Ibu Santri Dibakar Surati Prabowo, Desak Usut Oknum Polisi

Ibu Santri Korban Pembakaran di Lombok Sampaikan Surat Permohonan ke Presiden Prabowo

Pada Senin, 13 Juli 2026, Ibu santri korban pembakaran di Pondok Pesantren (Ponpes) Rosyidatusshaulatiyyah Al Ibrahimy, Lombok Tengah, Nusa Tenggara Barat (NTB), telah mengirim surat kepada Presiden RI Prabowo Subianto. Surat tersebut disampaikan melalui kuasa hukum keluarga korban, Titi Tantry, dalam rapat audiensi dengan Komisi III DPR RI di Jakarta.

Permintaan Hukum Terkait Kasus Pembakaran

Dalam suratnya, Ibu tersebut meminta Presiden Prabowo untuk turun tangan dan mengirimkan tim investigasi ke daerah tersebut guna mengusut tuntas kasus pembakaran yang menewaskan anaknya. Sebelumnya, diungkapkan bahwa ada oknum kepolisian yang mencoba menutup-nutupi kasus ini dengan menawarkan surat damai kepada keluarga korban. Namun, pihak keluarga menolak tawaran tersebut.

Panggilan untuk Keadilan

Titi Tantry menegaskan bahwa pihak kepolisian dan yang terkait di daerah Lombok Tengah diduga terlibat dalam upaya untuk menutup kasus pembakaran ini. Ia memohon agar Presiden Prabowo mengirimkan tim investigasi yang berkompeten untuk memeriksa oknum-oknum yang terlibat tanpa pandang bulu. Meskipun salah satu tersangkanya merupakan anak pemilik pondok pesantren, Titi menekankan bahwa kasus ini harus diusut tuntas tanpa intervensi yang tidak seharusnya.
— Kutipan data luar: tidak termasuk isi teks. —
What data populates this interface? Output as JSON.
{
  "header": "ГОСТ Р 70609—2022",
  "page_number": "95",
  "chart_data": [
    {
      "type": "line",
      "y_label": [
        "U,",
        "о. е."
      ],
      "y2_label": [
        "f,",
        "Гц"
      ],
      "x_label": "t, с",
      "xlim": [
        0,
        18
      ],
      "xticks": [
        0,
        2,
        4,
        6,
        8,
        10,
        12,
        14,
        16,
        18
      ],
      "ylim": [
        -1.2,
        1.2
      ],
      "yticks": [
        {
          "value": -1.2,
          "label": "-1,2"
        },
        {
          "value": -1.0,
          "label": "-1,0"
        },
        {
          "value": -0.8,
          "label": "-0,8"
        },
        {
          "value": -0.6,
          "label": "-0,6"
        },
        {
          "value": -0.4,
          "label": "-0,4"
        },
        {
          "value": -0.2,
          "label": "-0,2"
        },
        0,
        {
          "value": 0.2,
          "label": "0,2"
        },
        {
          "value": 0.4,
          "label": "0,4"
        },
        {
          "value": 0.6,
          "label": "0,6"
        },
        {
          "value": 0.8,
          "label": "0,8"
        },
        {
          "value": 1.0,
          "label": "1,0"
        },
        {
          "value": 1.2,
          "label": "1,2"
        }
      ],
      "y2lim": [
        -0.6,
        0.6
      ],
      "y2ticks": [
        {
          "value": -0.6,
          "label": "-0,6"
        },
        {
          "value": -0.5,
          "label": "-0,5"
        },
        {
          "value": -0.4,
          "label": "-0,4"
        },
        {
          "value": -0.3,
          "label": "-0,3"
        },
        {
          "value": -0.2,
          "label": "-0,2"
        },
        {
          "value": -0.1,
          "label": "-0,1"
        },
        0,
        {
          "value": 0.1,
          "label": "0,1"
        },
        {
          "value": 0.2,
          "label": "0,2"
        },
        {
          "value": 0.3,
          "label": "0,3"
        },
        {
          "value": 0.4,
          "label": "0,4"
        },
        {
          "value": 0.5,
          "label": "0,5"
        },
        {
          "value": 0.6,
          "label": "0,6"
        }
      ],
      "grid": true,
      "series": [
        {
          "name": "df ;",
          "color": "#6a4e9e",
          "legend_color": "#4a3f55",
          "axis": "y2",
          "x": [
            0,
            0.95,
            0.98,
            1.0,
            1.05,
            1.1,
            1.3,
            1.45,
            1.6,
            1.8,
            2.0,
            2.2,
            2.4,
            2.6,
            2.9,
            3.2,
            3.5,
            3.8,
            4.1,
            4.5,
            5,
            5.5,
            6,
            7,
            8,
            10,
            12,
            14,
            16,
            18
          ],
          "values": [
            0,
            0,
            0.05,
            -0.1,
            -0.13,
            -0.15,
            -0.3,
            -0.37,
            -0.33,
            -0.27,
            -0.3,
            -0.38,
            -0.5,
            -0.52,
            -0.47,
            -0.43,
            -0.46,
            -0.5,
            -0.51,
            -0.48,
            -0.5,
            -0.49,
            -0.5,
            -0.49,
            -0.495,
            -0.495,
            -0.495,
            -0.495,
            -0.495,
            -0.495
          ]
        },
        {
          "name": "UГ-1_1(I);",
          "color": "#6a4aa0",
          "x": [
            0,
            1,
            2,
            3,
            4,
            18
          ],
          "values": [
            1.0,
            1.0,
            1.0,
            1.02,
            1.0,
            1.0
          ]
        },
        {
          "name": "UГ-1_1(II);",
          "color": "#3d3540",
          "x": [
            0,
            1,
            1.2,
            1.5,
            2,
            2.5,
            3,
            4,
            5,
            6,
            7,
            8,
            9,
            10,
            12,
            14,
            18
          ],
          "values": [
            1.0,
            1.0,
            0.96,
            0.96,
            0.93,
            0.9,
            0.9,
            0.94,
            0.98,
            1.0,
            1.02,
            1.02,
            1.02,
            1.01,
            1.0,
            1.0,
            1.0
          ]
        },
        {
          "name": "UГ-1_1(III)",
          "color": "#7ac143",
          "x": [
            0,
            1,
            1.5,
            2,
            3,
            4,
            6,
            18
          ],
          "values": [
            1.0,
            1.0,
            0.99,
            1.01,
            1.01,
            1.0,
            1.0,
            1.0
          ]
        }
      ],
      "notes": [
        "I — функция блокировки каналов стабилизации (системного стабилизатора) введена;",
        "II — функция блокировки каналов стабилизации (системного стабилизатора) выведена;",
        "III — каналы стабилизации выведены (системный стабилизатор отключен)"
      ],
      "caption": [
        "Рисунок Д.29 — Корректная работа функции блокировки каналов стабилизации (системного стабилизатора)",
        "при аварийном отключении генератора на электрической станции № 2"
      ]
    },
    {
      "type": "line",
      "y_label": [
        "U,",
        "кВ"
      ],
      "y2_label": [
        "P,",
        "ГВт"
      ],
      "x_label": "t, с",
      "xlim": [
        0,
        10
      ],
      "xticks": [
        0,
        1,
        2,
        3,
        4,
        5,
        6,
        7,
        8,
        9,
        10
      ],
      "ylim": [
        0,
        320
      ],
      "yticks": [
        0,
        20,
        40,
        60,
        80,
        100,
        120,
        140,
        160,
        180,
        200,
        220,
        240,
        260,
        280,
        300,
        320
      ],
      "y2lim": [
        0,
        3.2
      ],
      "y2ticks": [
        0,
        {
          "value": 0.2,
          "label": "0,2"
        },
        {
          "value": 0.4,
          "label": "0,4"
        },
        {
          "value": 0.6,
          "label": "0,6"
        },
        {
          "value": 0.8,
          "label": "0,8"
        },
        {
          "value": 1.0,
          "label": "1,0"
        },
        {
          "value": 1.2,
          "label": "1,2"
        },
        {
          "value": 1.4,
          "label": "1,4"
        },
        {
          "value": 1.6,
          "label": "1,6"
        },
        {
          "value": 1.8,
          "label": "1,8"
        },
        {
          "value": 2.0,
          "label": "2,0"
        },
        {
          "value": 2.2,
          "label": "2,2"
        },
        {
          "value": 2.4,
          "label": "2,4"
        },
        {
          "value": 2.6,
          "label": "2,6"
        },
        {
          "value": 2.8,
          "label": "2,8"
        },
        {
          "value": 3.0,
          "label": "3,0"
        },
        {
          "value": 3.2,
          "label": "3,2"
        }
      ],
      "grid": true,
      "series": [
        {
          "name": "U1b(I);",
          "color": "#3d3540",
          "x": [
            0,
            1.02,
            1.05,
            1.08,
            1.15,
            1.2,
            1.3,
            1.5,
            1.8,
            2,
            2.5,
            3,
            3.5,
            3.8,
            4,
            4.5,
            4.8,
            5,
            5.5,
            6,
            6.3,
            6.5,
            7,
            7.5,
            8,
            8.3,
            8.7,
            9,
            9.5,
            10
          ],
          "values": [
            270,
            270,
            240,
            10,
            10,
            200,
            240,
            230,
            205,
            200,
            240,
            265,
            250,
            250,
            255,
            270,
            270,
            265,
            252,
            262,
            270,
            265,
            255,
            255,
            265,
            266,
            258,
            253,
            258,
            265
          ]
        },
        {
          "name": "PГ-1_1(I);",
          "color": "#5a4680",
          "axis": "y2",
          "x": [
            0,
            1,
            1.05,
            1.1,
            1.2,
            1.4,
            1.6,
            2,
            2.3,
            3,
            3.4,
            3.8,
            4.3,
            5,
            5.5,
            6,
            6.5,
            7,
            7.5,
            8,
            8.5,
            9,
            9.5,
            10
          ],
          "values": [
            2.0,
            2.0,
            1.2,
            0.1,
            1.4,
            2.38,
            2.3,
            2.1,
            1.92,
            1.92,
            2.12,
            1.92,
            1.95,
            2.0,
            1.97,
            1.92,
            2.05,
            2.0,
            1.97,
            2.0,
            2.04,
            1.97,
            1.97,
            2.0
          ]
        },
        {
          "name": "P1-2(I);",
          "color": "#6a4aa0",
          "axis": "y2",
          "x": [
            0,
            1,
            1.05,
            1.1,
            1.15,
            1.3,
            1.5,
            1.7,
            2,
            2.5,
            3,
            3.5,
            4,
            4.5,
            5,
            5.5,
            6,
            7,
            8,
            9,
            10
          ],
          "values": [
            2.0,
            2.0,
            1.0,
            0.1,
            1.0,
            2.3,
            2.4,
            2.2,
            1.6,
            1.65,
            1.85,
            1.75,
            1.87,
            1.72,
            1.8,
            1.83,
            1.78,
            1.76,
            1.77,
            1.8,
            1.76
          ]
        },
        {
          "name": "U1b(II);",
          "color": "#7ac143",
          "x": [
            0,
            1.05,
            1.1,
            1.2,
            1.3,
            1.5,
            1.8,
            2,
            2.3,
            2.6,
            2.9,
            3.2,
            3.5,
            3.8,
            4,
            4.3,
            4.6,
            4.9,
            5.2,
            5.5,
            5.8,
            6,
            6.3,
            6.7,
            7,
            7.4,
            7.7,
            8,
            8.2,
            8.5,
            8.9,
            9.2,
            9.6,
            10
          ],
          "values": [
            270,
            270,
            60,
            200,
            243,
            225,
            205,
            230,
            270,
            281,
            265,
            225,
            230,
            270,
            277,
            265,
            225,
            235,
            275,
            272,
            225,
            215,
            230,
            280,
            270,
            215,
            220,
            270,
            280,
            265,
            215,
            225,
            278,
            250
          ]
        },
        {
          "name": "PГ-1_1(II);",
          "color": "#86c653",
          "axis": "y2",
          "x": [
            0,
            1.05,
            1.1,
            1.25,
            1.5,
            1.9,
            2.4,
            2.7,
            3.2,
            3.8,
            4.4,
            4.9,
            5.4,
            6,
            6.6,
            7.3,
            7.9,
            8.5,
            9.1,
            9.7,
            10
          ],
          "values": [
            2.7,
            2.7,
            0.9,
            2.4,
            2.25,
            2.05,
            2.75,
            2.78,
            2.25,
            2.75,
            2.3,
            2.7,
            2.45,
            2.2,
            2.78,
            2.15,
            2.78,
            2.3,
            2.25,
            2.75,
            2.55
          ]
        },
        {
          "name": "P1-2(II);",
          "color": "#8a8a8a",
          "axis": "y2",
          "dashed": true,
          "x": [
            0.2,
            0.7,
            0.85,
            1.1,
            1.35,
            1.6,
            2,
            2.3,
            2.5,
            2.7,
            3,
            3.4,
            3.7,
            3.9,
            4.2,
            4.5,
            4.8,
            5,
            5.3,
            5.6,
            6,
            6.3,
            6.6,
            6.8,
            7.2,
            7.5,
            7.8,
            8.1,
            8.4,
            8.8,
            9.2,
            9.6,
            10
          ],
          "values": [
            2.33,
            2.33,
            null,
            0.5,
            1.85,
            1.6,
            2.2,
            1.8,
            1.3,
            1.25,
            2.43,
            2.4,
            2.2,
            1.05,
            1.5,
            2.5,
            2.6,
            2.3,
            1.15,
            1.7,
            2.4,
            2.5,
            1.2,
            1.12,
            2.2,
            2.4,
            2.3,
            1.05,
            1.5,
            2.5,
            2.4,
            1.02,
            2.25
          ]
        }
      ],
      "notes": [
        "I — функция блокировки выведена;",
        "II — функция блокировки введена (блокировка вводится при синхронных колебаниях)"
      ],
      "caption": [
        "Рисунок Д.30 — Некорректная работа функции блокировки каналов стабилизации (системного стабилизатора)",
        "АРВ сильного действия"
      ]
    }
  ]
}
Kasus Tiga Santri Korban Pembakaran di NTB

Kejadian tragis penembakan tiga santri di Pondok Pesantren di Lombok Tengah telah mengegerkan masyarakat. Sebuah korban tewas dan dua lainnya mengalami luka-luka dalam peristiwa tersebut. Tim kuasa hukum dari salah satu korban turut bergerak mencari keadilan dengan mengajukan surat permohonan kepada Presiden terkait kasus ini. Semoga kasus ini bisa diusut tuntas dan keadilan bisa ditegakkan untuk keluarga korban.